Love in the Time of HDTV

Woody Allen’s Alfie in Annie Hall, a known bit of wisdom: a relationship is like a dead shark. It has to keep moving or it dies.

Annie Hall can be a favorite movie, easily. The AFI Top 100 list thinks so. I think so! Why do I think so? In a “sentence”: against a constellation of other New York love stories like When Harry Met Sally or Moonstruck – stories I fell for during that impressionable period of my life when all my dreams were of living in the city and celebrating love in Central Park – Annie Hall is an ode to a relationship that collapses. Furthermore, this love collapses for no single catacylsmic reason; Woody and Diane are just not right for each other. They take many moons to realize this, and it’s all sort of amicable and quiet, really, and maybe you cry at the end because of how un-shocking the fall is. How pedestrian, how almost-predictable, how see-able from the outside, how familiar: their story began. The beginning of the movie is the courtship and the coyness. The end – rather logically if you think about it! – is what went wrong.

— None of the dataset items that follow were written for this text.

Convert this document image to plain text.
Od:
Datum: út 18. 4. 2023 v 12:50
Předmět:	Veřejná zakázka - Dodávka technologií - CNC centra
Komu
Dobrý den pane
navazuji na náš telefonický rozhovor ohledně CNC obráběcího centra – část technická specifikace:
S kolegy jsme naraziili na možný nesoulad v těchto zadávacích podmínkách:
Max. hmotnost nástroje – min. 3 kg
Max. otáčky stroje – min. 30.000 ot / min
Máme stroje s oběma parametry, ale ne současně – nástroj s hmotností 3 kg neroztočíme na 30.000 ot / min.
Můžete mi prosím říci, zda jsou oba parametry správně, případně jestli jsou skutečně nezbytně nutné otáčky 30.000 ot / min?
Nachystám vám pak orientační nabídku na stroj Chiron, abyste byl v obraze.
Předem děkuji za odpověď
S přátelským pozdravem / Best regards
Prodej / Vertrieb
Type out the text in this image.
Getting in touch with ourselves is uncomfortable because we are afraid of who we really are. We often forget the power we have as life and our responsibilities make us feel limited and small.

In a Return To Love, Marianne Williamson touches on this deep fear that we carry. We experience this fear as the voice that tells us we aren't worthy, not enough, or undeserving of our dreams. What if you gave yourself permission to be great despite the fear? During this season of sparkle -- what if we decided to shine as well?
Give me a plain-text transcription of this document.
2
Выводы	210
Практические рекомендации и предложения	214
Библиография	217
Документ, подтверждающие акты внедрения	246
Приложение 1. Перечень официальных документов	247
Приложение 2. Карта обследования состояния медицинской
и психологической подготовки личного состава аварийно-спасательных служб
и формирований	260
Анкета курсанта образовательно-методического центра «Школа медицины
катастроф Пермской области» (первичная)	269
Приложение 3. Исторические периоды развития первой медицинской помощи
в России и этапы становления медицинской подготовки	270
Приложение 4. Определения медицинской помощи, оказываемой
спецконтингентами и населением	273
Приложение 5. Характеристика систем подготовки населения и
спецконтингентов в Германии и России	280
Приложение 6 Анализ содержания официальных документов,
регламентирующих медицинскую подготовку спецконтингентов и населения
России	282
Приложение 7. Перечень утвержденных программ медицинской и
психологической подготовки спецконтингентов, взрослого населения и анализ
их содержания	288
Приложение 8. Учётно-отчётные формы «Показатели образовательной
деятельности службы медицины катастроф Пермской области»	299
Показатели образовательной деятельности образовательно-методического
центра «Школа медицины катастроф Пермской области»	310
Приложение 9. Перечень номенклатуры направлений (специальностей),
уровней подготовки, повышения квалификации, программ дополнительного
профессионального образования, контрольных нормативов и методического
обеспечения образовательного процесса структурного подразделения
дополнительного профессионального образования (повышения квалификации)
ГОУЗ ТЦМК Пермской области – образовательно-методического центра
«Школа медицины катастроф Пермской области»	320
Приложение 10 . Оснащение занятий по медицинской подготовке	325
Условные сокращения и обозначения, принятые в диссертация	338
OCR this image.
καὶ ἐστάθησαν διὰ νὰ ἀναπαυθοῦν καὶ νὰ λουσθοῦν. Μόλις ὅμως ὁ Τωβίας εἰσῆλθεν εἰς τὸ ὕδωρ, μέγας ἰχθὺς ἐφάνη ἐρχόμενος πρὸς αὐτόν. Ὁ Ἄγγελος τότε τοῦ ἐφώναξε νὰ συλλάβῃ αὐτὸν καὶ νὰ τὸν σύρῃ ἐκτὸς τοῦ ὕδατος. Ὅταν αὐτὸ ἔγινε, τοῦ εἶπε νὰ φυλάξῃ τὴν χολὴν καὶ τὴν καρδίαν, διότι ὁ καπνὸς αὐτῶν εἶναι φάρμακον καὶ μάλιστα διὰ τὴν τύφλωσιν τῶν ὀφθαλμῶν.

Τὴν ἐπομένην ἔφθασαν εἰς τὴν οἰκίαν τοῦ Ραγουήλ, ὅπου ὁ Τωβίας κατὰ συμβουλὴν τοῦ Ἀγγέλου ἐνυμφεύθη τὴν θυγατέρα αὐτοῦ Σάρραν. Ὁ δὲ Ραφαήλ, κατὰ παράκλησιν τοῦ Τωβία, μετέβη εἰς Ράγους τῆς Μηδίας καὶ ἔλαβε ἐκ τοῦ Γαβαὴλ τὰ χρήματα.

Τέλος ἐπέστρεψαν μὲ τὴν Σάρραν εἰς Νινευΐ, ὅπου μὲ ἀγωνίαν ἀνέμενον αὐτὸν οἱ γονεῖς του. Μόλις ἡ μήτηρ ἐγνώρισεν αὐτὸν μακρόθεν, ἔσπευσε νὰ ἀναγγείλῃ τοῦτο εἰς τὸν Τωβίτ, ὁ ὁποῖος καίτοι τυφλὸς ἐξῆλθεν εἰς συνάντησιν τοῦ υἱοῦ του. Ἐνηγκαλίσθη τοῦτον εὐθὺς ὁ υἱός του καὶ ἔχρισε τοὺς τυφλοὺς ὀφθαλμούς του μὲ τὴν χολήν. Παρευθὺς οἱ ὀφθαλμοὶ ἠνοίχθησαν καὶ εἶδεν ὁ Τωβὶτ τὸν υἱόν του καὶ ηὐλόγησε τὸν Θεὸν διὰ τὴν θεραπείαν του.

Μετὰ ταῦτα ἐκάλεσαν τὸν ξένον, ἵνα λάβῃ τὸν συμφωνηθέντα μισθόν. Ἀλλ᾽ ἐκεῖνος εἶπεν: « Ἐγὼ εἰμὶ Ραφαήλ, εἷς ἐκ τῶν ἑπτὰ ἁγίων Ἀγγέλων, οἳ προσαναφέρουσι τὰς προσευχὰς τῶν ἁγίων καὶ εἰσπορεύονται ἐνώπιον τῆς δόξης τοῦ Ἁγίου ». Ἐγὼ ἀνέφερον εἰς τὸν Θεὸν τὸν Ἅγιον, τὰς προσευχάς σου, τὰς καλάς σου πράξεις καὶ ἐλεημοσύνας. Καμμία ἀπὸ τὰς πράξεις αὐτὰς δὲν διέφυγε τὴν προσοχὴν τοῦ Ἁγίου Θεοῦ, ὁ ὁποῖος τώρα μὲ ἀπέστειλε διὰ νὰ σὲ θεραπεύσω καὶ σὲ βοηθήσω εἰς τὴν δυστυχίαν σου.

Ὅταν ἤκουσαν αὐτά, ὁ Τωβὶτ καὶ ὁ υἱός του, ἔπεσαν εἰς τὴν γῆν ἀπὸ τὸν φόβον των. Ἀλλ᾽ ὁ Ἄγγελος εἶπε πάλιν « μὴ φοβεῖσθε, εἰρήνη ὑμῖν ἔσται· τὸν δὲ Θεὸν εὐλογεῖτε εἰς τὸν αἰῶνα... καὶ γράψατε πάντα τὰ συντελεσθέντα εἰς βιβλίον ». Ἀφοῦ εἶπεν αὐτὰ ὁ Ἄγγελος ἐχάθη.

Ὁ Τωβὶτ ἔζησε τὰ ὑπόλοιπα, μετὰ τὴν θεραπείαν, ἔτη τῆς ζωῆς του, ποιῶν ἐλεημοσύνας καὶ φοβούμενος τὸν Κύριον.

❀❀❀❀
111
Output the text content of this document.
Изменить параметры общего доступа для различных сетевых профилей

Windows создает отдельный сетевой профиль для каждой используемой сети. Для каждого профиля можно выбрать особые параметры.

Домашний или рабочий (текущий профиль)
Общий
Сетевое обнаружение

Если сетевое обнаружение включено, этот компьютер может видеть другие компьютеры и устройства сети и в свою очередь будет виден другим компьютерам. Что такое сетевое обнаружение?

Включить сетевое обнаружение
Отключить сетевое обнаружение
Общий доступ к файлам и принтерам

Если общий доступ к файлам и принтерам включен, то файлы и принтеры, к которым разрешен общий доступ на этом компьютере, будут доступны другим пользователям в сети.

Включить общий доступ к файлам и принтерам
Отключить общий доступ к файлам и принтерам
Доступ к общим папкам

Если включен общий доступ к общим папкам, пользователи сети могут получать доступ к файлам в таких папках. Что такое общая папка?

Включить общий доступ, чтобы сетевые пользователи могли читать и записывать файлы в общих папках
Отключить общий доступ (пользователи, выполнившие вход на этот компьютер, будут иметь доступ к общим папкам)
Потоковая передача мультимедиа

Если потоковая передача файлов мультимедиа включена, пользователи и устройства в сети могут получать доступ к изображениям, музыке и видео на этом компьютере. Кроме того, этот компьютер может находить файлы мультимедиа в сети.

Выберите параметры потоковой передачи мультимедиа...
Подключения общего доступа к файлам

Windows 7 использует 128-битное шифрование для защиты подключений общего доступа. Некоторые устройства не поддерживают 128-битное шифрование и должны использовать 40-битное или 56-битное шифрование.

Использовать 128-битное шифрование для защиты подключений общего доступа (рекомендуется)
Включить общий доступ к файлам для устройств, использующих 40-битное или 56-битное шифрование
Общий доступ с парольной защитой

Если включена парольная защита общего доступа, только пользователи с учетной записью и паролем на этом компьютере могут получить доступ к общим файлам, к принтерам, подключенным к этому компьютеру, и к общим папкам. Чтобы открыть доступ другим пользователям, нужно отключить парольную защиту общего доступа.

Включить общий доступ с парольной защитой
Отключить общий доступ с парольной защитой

Other movies that are this story: 500 Days of Summer. Mike Birbiglia’s fabulous new piece Sleepwalk with Me. Sarah Polley’s Take This Waltz, last summer’s Like Crazy. As an amateur scholar of the American romantic comedy, I think it is still quite rare and surprising to watch a relationship movie in which the real story is how great love unspools and meet its maker. The joy in being witness to this not-so-phenomenon is twofold, for me: 1) this has happened to me! In fact, this is “what really happens!” 2) (entre Debbie Downer) mostly, statistically, this happens more often than the Big Kiss on the top of the Empire State Building. In your life, maybe you’ve been lucky enough to feel deep, earth-shaking love. Maybe you’re still in it. But more likely you’ve felt it and seen it expire. More likely you’ve spent hours going over and over your mistakes, assigning blame, basic stalking…it’s almost cathartic, if you think about it, watching a movie where the people don’t end up together. You get to see from the outside why it doesn’t work! Just like your friends usually can and do and don’t say, what a privilege! What a curious solace, to know you’re not the only person who feels they royally screwed up something wonderful, or hurt someone, or let happiness steal from their room in the night! We are all like this. So really, we’re all profoundly un-alone at the end of the REAL STORY. Your love failed and so did mine. Ta-da…

*MANY SPOILER ALERTS*…

The morality of the rom-com, now; I have some words and feelings for Cindy Chupack and Darrin Starr and Sarah Jessica Parker. They created a cultural zeitgeist in the late 90s that really had too much impact on my life. Overheard in real time at this very cafe I write in: “That is such a CHARLOTTE thing to say! He’s Jewish, too!”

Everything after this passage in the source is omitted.